At the end of March, Zherebukh competed in the U.S. Championships, an invitation-only tournament open to 12 of the strongest players in the country. In May, Rambaldi will play in the French League championships, and Ali Marandi and Swiercz will compete in the European Chess Championship in Minsk, Belarus.

In addition to overseeing the current players’ intense competition and training schedules, Ramirez is focused on growing SLU’s team, which is still small by collegiate standards. One new player, Olexander Ipakov from Turkey, will join the team in June, and there are plans to add two or three more players in the fall.

The team’s headquarters in Morrissey Hall, where the players train while on campus, is also growing.

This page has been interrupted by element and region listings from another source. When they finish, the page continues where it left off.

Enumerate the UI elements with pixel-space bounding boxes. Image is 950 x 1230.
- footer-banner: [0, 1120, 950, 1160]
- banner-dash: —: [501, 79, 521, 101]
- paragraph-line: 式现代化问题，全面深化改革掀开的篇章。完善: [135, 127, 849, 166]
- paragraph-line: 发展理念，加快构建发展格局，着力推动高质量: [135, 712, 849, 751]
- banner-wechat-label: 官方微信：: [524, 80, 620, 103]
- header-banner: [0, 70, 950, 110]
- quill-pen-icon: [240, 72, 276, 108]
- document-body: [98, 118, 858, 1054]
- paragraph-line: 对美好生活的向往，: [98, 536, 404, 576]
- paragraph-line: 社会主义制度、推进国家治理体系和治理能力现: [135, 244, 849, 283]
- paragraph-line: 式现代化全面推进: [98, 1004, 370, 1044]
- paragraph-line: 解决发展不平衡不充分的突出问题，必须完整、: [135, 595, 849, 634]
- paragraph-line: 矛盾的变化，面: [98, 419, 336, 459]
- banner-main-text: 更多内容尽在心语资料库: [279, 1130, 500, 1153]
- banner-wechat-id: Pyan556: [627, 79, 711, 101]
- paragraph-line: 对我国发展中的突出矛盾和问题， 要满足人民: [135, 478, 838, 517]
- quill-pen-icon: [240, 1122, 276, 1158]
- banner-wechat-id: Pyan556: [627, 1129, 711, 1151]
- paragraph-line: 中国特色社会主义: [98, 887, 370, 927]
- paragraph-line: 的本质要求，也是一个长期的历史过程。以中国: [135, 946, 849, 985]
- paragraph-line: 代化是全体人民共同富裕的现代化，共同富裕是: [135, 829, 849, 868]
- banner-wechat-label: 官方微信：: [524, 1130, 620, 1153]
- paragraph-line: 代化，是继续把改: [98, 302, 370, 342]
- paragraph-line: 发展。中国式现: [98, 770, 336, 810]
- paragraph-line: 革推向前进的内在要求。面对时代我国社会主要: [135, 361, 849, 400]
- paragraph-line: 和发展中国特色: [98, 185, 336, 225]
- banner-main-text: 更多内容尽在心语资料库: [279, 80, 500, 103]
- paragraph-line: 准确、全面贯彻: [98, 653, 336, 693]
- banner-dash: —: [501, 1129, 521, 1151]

An outdoor playing area, complete with a life-size chess board, will be ready for student use later this spring.

By Sarah Hilgendorf and Anne Marie Apollo-Noel

Meet the Team

Dariusz Swiercz
  • Position: First board
  • Current title: International Grandmaster
  • Home country: Poland
  • Studying: Economics
  • Notable achievements: Became one of the youngest chess grandmasters in history, at age 14; 2011 World Junior Chess Championship gold medal; 2016 Millionaire Chess Open champion
Yaroslav Zherebukh
  • Position: Second board
  • Current title: International Grandmaster
  • Home country: Ukraine
  • Studying: Applied economics
  • Notable achievements: Wins at Cappelle-la-Grande in France in 2010, ahead of 82 grandmasters and 650 players; 2016 Marshall Chess Club Championship win; second place in the 2016 American Grand Prix circuit
Francesco Rambaldi
  • Position: Third board
  • Current title: International Grandmaster
  • Home country: Italy
  • Studying: Finance
  • Notable achievements: Represented Italy in several World Youth Championships
Cemil Can ("J.J.) Ali Marandi
  • Position: Fourth board
  • Current title: International Master
  • Home country: Turkey
  • Studying: Computer engineering
  • Notable achievements: Multiple section wins at the European Youth Chess Championships
Nozima Aripova
  • Position: Fifth board
  • Current title: Not yet titled
  • Home country: Uzbekistan
  • Studying: Biology 
Alejandro Ramirez 
  •  Position: Coach
  • Ramirez became a chess grandmaster at the age of 15 and gained international recognition playing in multiple Olympiads and World Championships. He took second place in the U.S. Chess Championship of 2013 and holds multiple major open victories, including the World Open and U.S. Open.